As pressure builds and the date of her bat mitzvah nears, Miriam finds herself caught in the middle of a change in the orthodoxy without much say in the matter. All she wants to do is shred on her skateboard.

First, Pearl Scarlett Gold is absolutely perfect as Miriam. She plays a kid caught between two worlds: her family’s Jewish faith and a young teen who just wants to have fun. Maybe she’s not quite ready to enter adulthood just yet.

I’m sure for director Josie Andrews, having a great young actor makes telling one’s story easy. Josie makes a complicated story easy to follow. The skateboard park and family dinners scene feel effortless, and the point of the tale quickly becomes crystal clear. It’s a solid effort for a solid story from Levi Alexander.

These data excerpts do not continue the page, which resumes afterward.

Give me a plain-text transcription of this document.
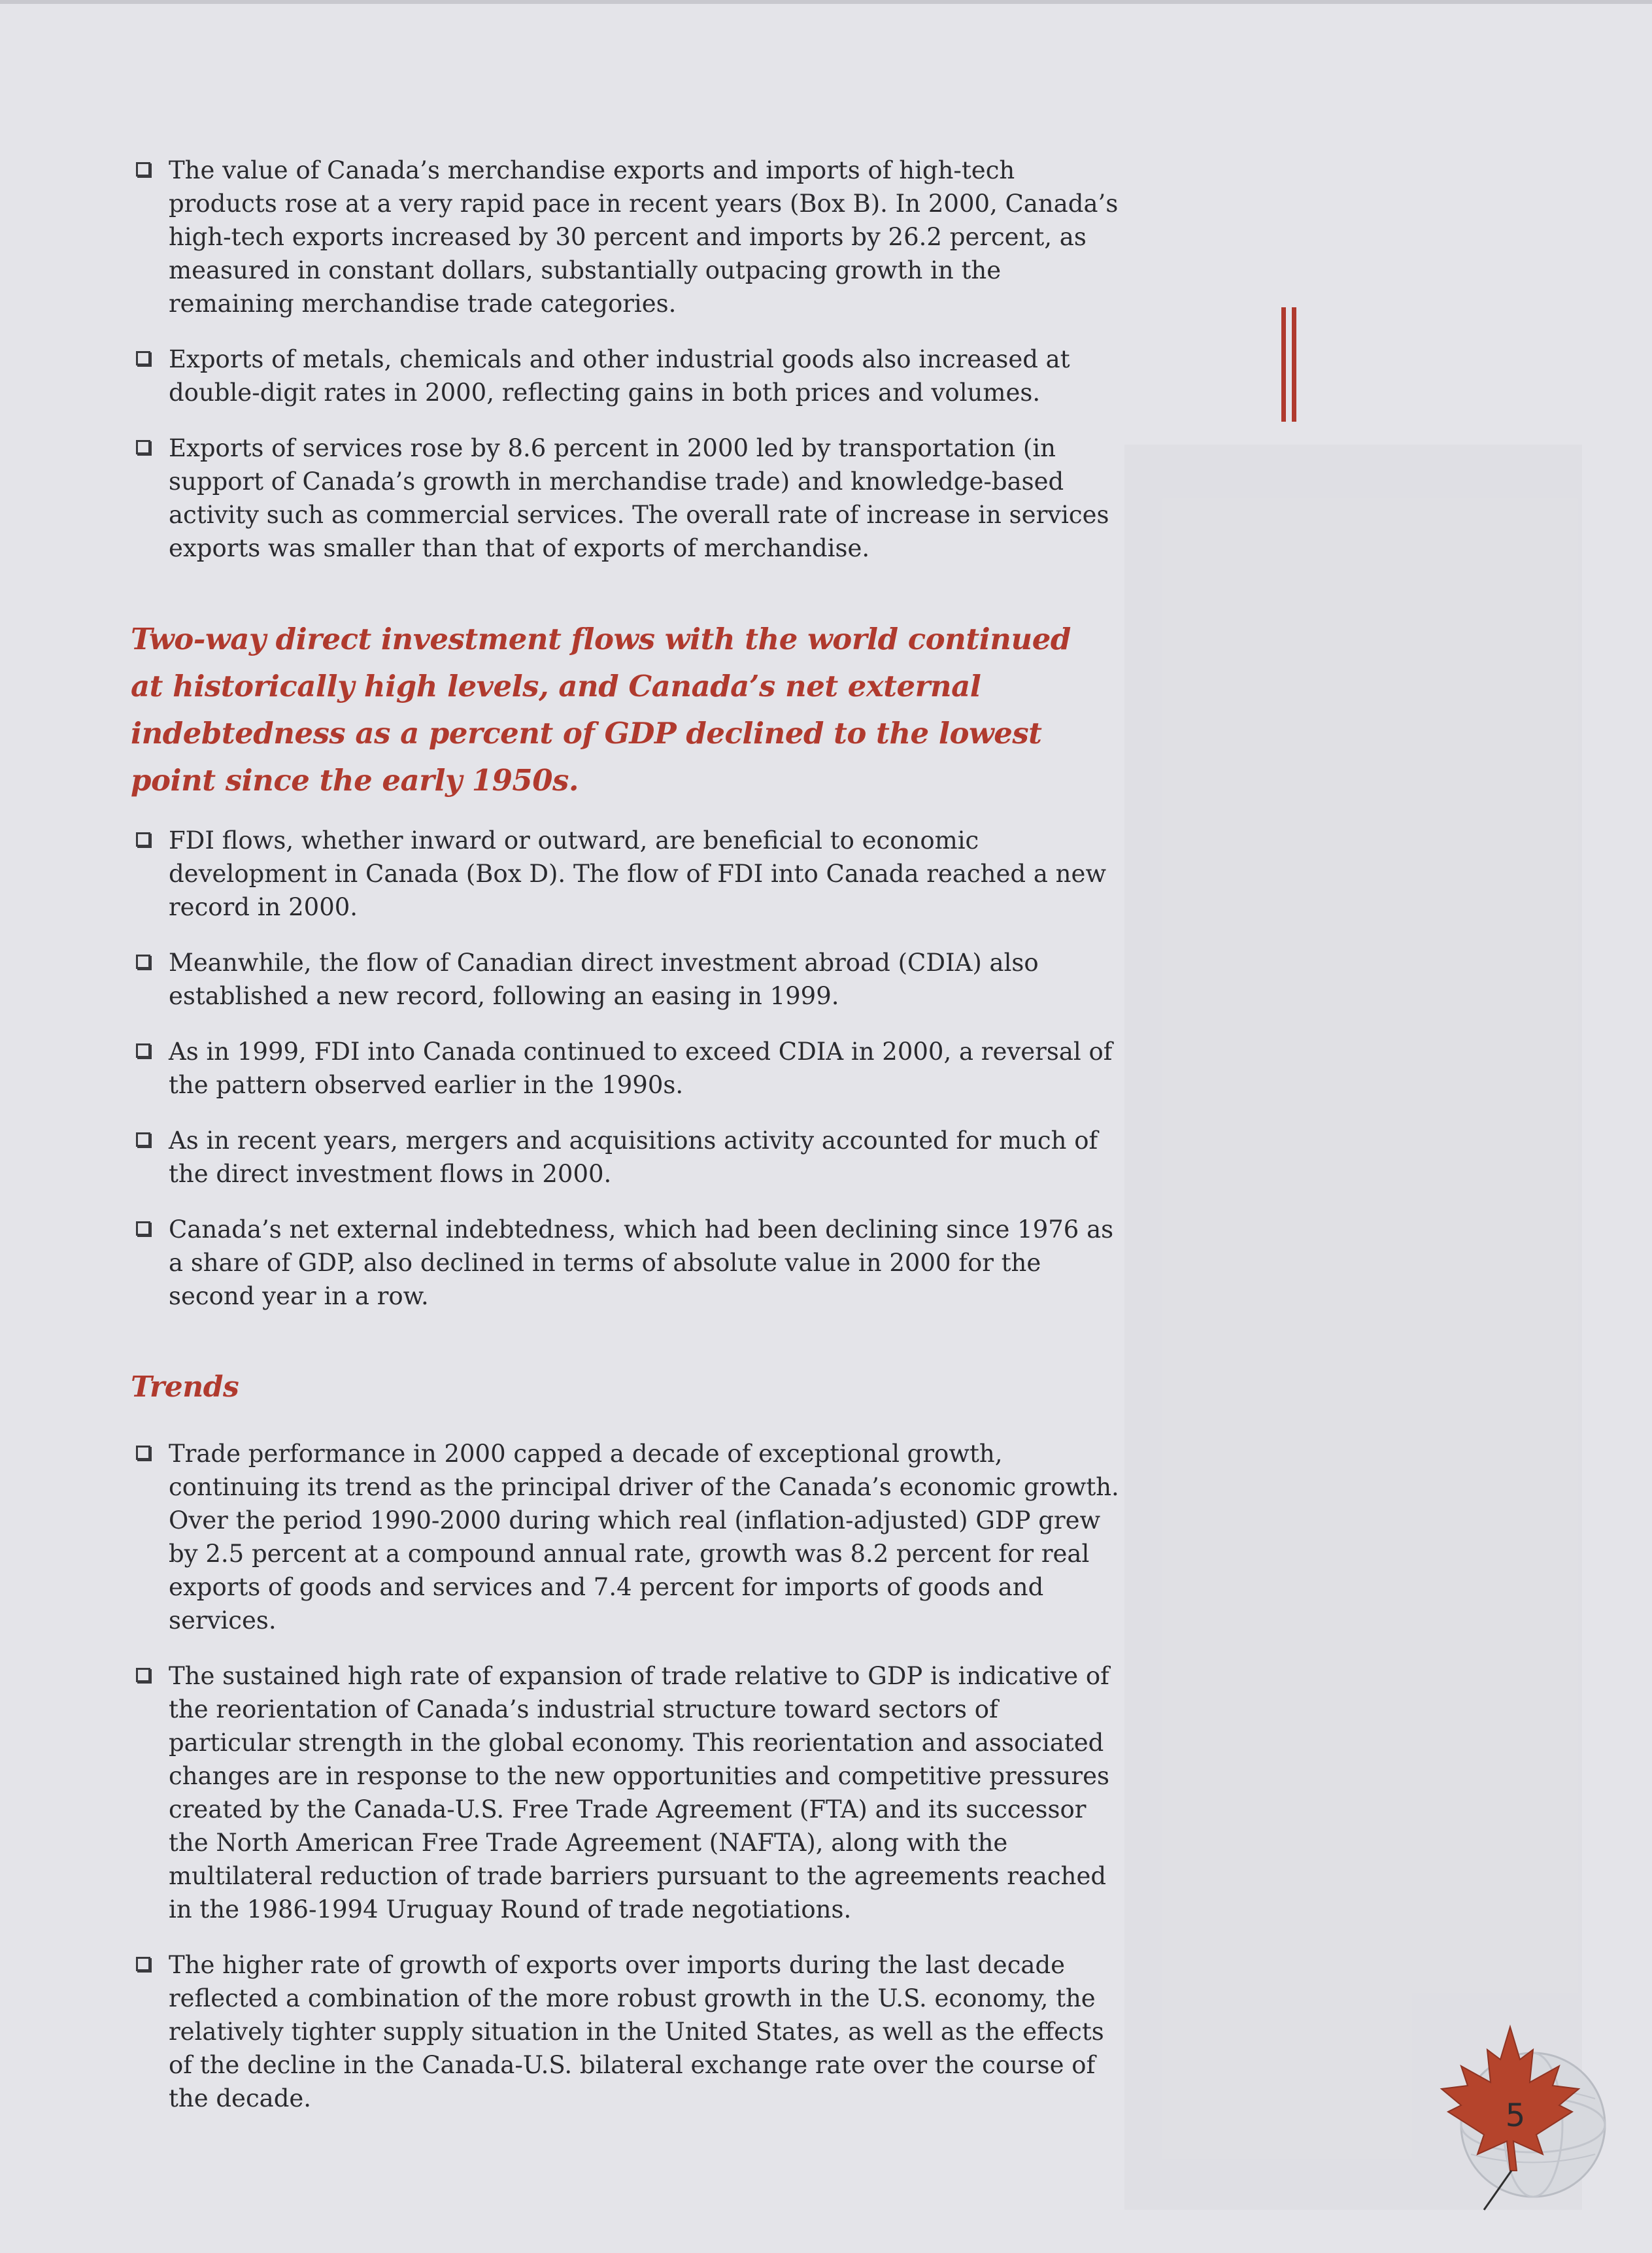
The value of Canada’s merchandise exports and imports of high-tech products rose at a very rapid pace in recent years (Box B). In 2000, Canada’s high-tech exports increased by 30 percent and imports by 26.2 percent, as measured in constant dollars, substantially outpacing growth in the remaining merchandise trade categories.
Exports of metals, chemicals and other industrial goods also increased at double-digit rates in 2000, reflecting gains in both prices and volumes.
Exports of services rose by 8.6 percent in 2000 led by transportation (in support of Canada’s growth in merchandise trade) and knowledge-based activity such as commercial services. The overall rate of increase in services exports was smaller than that of exports of merchandise.
Two-way direct investment flows with the world continued at historically high levels, and Canada’s net external indebtedness as a percent of GDP declined to the lowest point since the early 1950s.
FDI flows, whether inward or outward, are beneficial to economic development in Canada (Box D). The flow of FDI into Canada reached a new record in 2000.
Meanwhile, the flow of Canadian direct investment abroad (CDIA) also established a new record, following an easing in 1999.
As in 1999, FDI into Canada continued to exceed CDIA in 2000, a reversal of the pattern observed earlier in the 1990s.
As in recent years, mergers and acquisitions activity accounted for much of the direct investment flows in 2000.
Canada’s net external indebtedness, which had been declining since 1976 as a share of GDP, also declined in terms of absolute value in 2000 for the second year in a row.
Trends
Trade performance in 2000 capped a decade of exceptional growth, continuing its trend as the principal driver of the Canada’s economic growth. Over the period 1990-2000 during which real (inflation-adjusted) GDP grew by 2.5 percent at a compound annual rate, growth was 8.2 percent for real exports of goods and services and 7.4 percent for imports of goods and services.
The sustained high rate of expansion of trade relative to GDP is indicative of the reorientation of Canada’s industrial structure toward sectors of particular strength in the global economy. This reorientation and associated changes are in response to the new opportunities and competitive pressures created by the Canada-U.S. Free Trade Agreement (FTA) and its successor the North American Free Trade Agreement (NAFTA), along with the multilateral reduction of trade barriers pursuant to the agreements reached in the 1986-1994 Uruguay Round of trade negotiations.
The higher rate of growth of exports over imports during the last decade reflected a combination of the more robust growth in the U.S. economy, the relatively tighter supply situation in the United States, as well as the effects of the decline in the Canada-U.S. bilateral exchange rate over the course of the decade.	5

Pearl Scarlett Gold is a breakout revelation, and Josie Andrews proves she can carve narrative lines as cleanly as Miriam does concrete. Miriam reminds us that sometimes the holiest act is carving your own path—even if it’s through a halfpipe.

Miriam (2025)

Directed: Josie Andrews

Written: Levi Alexander

Starring: Pearl Scarlett Gold, etc.

Movie score: 7.5/10

Miriam Image

"…A sun-drenched love letter to rebellion with a twist of Torah."